Here’s the thing: results seen above are for “blue moon beer,” not “blue moon.” That’s because, as the San Francisco Weekly points out, there was a lunar event in 2013 known as “blue moon” that pushed a lot of searches for the phrase “blue moon.”

I will say that the number of searches and shaded structure of that map is probably the most I’ve seen for a specific beer. There’s no doubt the public has curiosity in Blue Moon (the beer).

And even though we can’t pinpoint Google interest in MillerCoors’ Blue Moon, the beer still saw a huge 2013, which leads me to believe that looking up any version of Blue Moon this year would have induced the most-searched beer of 2013.

But you know what? This is the Google trend line that caught my attention (click to enlarge):

All searches trend labeled

In this scenario, what was Americans’ most-searched “beer” in 2013? Why it was “IPA,” of course. Then it was Bud Light, then “craft beer,” then “blue moon beer” and Bud Light Platinum.

There’s obviously no perfect way to analyze this because of the whole “blue moon” vs. “blue moon beer” shenanigans, but if I was a beer fan – even more so if I was in the beer business – this is the chart I’d want to focus on. We know IPAs sell like gangbusters and we know craft beer sales continue to grow.

There’s a reason why American IPA was the most-entered category at this year’s Great American Beer Festival and there’s a reason why Sam Adams is going headfirst into IPA territory.

So when we mark “National Lager Day” because that’s America’s “favorite beer,” I cry BS. Especially when Big Beer brands are suffering.

So instead of hailing Blue Moon as the new king of beers, let’s not forget American beer drinkers latest and greatest obsession: the hop.

hop cone with crown


+Bryan Roth
“Don’t drink to get drunk. Drink to enjoy life.” — Jack Kerouac

8 thoughts on “What 2013’s Top Beer Searches Really Tell Us … and What They Don’t

  1. What the hell is Kingfisher?

    Someone hasn’t eaten at an Indian restaurant lately 🙂

    1. Search results for cities only pulled up New York City, which I suppose is fitting for the quantity of dining options.

      At least now I know what to look for!

    2. I don’t drink it often, but it’s quite enjoyable. Mildly sweet and doesn’t get in the way of all the Indian spices.

  2. I look at that gif and think “Alaska: Zero fucks given.”

    1. Hawaii ain’t nothing to F with.

  3. IPA is the king. I’m surprised the Macros haven’t gone in full force to try and make one that stands out like they did with Bourbon County.

    1. AB InBev is lucky that Bourbon County was part of the Goose Island portfolio, which is why I wonder if it’s more of a chore for Big Beer to new brands that differentiate greatly from a core lineup.

      There are two things I see as problematic:
      1. The very casual consumer may see beer as either the beer they drink (yellow, fizzy “lite” beer) and everything else, which tastes “dark” or bitter.
      2. I wonder if you slap “IPA” on a can picked up by a casual consumer if they’d know what that is.

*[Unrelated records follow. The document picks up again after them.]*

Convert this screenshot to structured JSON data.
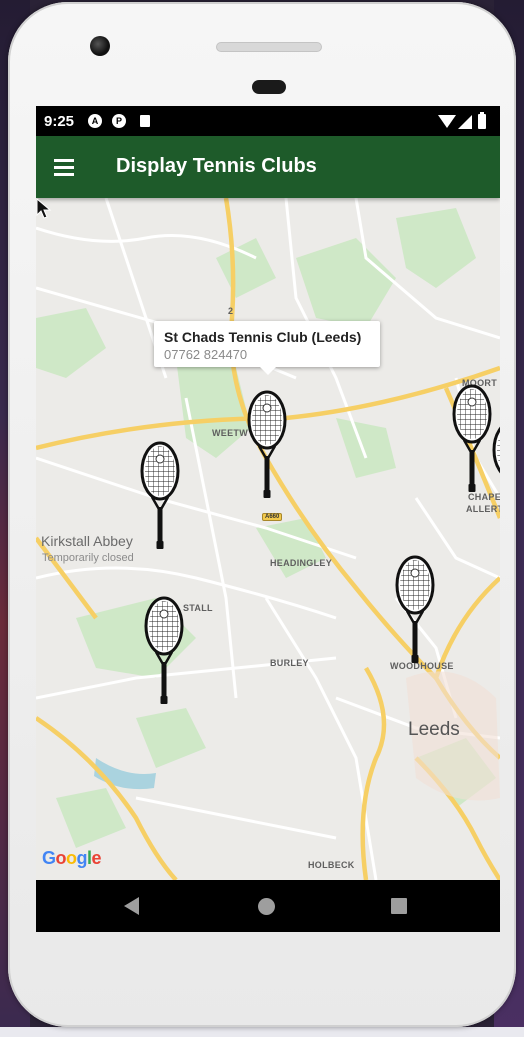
{
  "status_bar": {
    "time": "9:25",
    "icons": [
      "a-circle-icon",
      "p-circle-icon",
      "sd-card-icon",
      "wifi-icon",
      "signal-icon",
      "battery-icon"
    ]
  },
  "app_bar": {
    "title": "Display Tennis Clubs",
    "menu_icon": "hamburger-menu-icon",
    "color": "#1e5b2a"
  },
  "info_window": {
    "title": "St Chads Tennis Club (Leeds)",
    "phone": "07762 824470"
  },
  "markers": [
    {
      "name": "tennis-racket-marker",
      "icon": "tennis-racket-icon"
    },
    {
      "name": "tennis-racket-marker",
      "icon": "tennis-racket-icon"
    },
    {
      "name": "tennis-racket-marker",
      "icon": "tennis-racket-icon"
    },
    {
      "name": "tennis-racket-marker",
      "icon": "tennis-racket-icon"
    },
    {
      "name": "tennis-racket-marker",
      "icon": "tennis-racket-icon"
    }
  ],
  "map_labels": {
    "kirkstall_abbey": "Kirkstall Abbey",
    "temporarily_closed": "Temporarily closed",
    "headingley": "HEADINGLEY",
    "weetwood": "WEETW",
    "kirkstall": "STALL",
    "burley": "BURLEY",
    "woodhouse": "WOODHOUSE",
    "leeds": "Leeds",
    "holbeck": "HOLBECK",
    "moortown": "MOORT",
    "chapel_1": "CHAPE",
    "chapel_2": "ALLERT",
    "road_a660": "A660",
    "road_2": "2"
  },
  "google_logo": {
    "letters": [
      "G",
      "o",
      "o",
      "g",
      "l",
      "e"
    ],
    "colors": [
      "#4285f4",
      "#ea4335",
      "#fbbc05",
      "#4285f4",
      "#34a853",
      "#ea4335"
    ]
  },
  "nav_bar": {
    "icons": [
      "back-icon",
      "home-icon",
      "recents-icon"
    ]
  }
}
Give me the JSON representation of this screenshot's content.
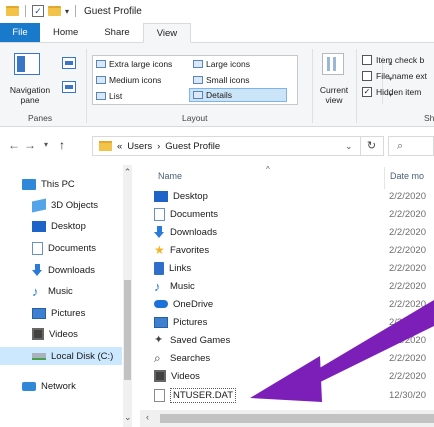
{
  "window": {
    "title": "Guest Profile"
  },
  "ribbon": {
    "tabs": [
      "File",
      "Home",
      "Share",
      "View"
    ],
    "panes": {
      "navigation_pane": "Navigation\npane",
      "group_label": "Panes"
    },
    "layout": {
      "items": [
        "Extra large icons",
        "Large icons",
        "Medium icons",
        "Small icons",
        "List",
        "Details"
      ],
      "selected": "Details",
      "group_label": "Layout"
    },
    "current_view": {
      "label": "Current\nview"
    },
    "show_hide": {
      "item_check_boxes": "Item check b",
      "file_name_extensions": "File name ext",
      "hidden_items": "Hidden item",
      "group_label": "Sh"
    }
  },
  "address": {
    "path": [
      "«",
      "Users",
      "›",
      "Guest Profile"
    ],
    "search_icon": "search-icon"
  },
  "nav_pane": {
    "items": [
      {
        "label": "This PC",
        "icon": "pc-icon"
      },
      {
        "label": "3D Objects",
        "icon": "3d-objects-icon"
      },
      {
        "label": "Desktop",
        "icon": "desktop-icon"
      },
      {
        "label": "Documents",
        "icon": "documents-icon"
      },
      {
        "label": "Downloads",
        "icon": "downloads-icon"
      },
      {
        "label": "Music",
        "icon": "music-icon"
      },
      {
        "label": "Pictures",
        "icon": "pictures-icon"
      },
      {
        "label": "Videos",
        "icon": "videos-icon"
      },
      {
        "label": "Local Disk (C:)",
        "icon": "local-disk-icon",
        "selected": true
      },
      {
        "label": "Network",
        "icon": "network-icon"
      }
    ]
  },
  "file_list": {
    "columns": [
      "Name",
      "Date mo"
    ],
    "rows": [
      {
        "name": "Desktop",
        "date": "2/2/2020",
        "icon": "desktop-icon"
      },
      {
        "name": "Documents",
        "date": "2/2/2020",
        "icon": "documents-icon"
      },
      {
        "name": "Downloads",
        "date": "2/2/2020",
        "icon": "downloads-icon"
      },
      {
        "name": "Favorites",
        "date": "2/2/2020",
        "icon": "favorites-icon"
      },
      {
        "name": "Links",
        "date": "2/2/2020",
        "icon": "links-icon"
      },
      {
        "name": "Music",
        "date": "2/2/2020",
        "icon": "music-icon"
      },
      {
        "name": "OneDrive",
        "date": "2/2/2020",
        "icon": "onedrive-icon"
      },
      {
        "name": "Pictures",
        "date": "2/2/2020",
        "icon": "pictures-icon"
      },
      {
        "name": "Saved Games",
        "date": "2/2/2020",
        "icon": "saved-games-icon"
      },
      {
        "name": "Searches",
        "date": "2/2/2020",
        "icon": "searches-icon"
      },
      {
        "name": "Videos",
        "date": "2/2/2020",
        "icon": "videos-icon"
      },
      {
        "name": "NTUSER.DAT",
        "date": "12/30/20",
        "icon": "file-icon",
        "selected": true
      }
    ]
  },
  "colors": {
    "accent": "#1979ca",
    "arrow": "#7b1fb8",
    "selection": "#cce8ff"
  }
}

      When I say “casual consumer,” I mean the uber, base-level people who have no interest in beer outside of just drinking it. While that number is certainly shrinking, I’d venture that’s still a very sizable figure.

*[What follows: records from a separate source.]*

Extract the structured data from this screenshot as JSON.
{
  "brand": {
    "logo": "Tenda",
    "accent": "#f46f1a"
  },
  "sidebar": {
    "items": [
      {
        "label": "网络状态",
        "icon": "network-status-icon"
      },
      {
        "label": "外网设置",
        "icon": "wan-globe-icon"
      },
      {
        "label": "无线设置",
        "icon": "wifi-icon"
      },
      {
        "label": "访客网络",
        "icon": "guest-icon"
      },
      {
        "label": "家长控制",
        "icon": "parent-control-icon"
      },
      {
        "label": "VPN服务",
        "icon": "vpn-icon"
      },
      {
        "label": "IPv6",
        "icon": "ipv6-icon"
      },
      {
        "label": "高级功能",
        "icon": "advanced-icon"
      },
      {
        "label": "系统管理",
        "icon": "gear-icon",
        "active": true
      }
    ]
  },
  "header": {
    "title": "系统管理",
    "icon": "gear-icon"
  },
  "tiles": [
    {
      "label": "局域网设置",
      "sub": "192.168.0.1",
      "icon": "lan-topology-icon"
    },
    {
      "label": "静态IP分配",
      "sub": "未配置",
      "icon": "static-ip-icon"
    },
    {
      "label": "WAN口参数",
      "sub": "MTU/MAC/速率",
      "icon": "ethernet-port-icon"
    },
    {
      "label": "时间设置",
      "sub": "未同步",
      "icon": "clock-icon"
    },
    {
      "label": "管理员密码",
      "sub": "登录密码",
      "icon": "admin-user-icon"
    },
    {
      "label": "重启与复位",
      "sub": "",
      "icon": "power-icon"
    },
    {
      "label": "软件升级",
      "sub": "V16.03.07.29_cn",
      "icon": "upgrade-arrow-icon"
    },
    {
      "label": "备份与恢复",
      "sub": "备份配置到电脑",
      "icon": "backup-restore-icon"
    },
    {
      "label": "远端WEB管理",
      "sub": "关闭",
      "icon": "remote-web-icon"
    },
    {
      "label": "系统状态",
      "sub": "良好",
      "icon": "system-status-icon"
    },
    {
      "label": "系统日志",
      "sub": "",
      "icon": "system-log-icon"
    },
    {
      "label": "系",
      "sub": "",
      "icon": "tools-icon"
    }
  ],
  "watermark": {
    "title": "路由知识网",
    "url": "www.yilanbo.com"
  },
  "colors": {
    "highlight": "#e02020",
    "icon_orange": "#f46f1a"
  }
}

      1. I couldn’t agree with you more about getting the Bourbon County portfolio. I think you are right about the casual customer but as IPAs have become more flavorful and not so bitter it might become obvious to do so. This being said I was in a conversation with a bartender at a brewery the other night who said occasionally she drinks pabst because she doesn’t want to think about drinking when drinking. That does go down easy.